Abstact

The evolution of C4 photosynthesis required extensive modification of ancestral enzymes enabling the development of an efficient carbon concentrating mechanism. A key example is NADP-malic enzyme (NADP-ME), which, in maize and sorghum-members of the same C4 lineage-underwent gene duplication and neofunctionalization, resulting in 2 plastidic isoforms with distinct oligomeric states: a tetrameric C4-specific isoform and a dimeric housekeeping (nonC4) isoform. In this study, we resolve the structural basis of this oligomeric divergence using X-ray crystallography, cryo-electron microscopy, and molecular modeling combined with targeted biochemical analysis. Our findings demonstrate that the N-terminal region of nonC4-NADP-ME is involved in its oligomeric organization, whereas a suite of adaptive substitutions at the dimer interface drives the transition to the stable tetramer characteristic of the C4 isoform.
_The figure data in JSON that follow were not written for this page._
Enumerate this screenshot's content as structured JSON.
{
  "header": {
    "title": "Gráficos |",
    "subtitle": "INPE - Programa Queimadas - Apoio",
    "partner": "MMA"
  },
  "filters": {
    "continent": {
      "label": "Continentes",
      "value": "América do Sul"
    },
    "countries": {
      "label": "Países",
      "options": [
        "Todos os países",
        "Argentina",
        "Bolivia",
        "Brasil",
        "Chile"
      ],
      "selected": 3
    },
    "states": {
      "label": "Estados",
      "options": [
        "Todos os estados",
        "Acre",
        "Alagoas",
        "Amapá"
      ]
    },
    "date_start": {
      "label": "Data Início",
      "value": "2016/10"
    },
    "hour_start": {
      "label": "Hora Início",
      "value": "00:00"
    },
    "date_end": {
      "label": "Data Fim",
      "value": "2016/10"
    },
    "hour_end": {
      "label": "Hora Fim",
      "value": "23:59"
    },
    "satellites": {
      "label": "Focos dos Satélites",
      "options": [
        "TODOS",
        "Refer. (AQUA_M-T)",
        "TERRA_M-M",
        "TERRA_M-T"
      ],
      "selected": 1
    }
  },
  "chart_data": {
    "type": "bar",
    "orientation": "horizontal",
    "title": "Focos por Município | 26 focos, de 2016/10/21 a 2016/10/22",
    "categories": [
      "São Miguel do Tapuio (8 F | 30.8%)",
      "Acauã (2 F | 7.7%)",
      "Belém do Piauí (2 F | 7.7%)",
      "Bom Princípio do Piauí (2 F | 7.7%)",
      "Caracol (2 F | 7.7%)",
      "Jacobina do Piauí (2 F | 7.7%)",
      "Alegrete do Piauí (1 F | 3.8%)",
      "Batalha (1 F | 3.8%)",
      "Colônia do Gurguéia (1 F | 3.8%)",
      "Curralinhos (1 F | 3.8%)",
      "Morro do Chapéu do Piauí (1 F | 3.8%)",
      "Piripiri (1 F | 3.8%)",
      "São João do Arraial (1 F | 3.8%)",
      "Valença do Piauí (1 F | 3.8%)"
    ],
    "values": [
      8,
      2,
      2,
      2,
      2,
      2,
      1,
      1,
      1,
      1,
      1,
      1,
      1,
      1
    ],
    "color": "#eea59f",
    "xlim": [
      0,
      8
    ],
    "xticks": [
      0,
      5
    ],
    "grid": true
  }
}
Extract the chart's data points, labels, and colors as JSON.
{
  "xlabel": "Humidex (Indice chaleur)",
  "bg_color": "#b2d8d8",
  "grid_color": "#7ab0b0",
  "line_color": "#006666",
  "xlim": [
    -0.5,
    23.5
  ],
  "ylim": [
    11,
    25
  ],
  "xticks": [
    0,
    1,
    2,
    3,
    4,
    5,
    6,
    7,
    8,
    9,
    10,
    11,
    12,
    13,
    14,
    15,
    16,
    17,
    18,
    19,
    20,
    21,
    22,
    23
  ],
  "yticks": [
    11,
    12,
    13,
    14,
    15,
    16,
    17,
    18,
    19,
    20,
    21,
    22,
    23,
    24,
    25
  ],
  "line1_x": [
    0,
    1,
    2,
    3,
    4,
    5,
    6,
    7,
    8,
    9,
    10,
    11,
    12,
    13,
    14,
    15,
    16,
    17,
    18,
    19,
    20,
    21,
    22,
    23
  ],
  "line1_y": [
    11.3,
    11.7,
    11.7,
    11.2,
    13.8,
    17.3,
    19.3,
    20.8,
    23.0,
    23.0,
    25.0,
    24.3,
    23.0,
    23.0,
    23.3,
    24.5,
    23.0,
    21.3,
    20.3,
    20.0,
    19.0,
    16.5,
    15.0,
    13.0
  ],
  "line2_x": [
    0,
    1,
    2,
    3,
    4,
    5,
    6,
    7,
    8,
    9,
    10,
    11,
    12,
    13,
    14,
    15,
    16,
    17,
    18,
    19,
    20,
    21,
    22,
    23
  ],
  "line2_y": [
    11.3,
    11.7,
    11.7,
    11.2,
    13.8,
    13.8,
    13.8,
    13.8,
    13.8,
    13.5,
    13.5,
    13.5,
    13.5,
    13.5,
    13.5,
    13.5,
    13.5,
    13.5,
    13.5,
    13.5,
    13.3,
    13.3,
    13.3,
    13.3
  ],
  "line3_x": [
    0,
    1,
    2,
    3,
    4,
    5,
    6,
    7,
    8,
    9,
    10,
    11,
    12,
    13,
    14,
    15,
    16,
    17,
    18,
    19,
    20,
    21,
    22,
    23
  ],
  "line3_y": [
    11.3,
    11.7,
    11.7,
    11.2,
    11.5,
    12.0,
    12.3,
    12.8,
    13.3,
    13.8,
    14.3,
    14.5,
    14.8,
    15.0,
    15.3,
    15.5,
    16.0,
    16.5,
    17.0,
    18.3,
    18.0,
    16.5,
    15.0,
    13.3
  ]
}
Moreover, the C-terminal region stabilizes the oligomeric states of C4- and nonC4-NADP-ME through specific interactions with adaptive residues. We propose that tetramerization mitigates aggregation at the high expression levels demanded by the C4 cycle and likely creates a scaffold for the emergence of regulatory properties. Collectively, the data show that remodeling of terminal domains and inter-subunit interfaces rewires the quaternary architecture of the enzymes, illustrating how subtle structural changes can drive the evolution of complex innovations such as C4 photosynthesis.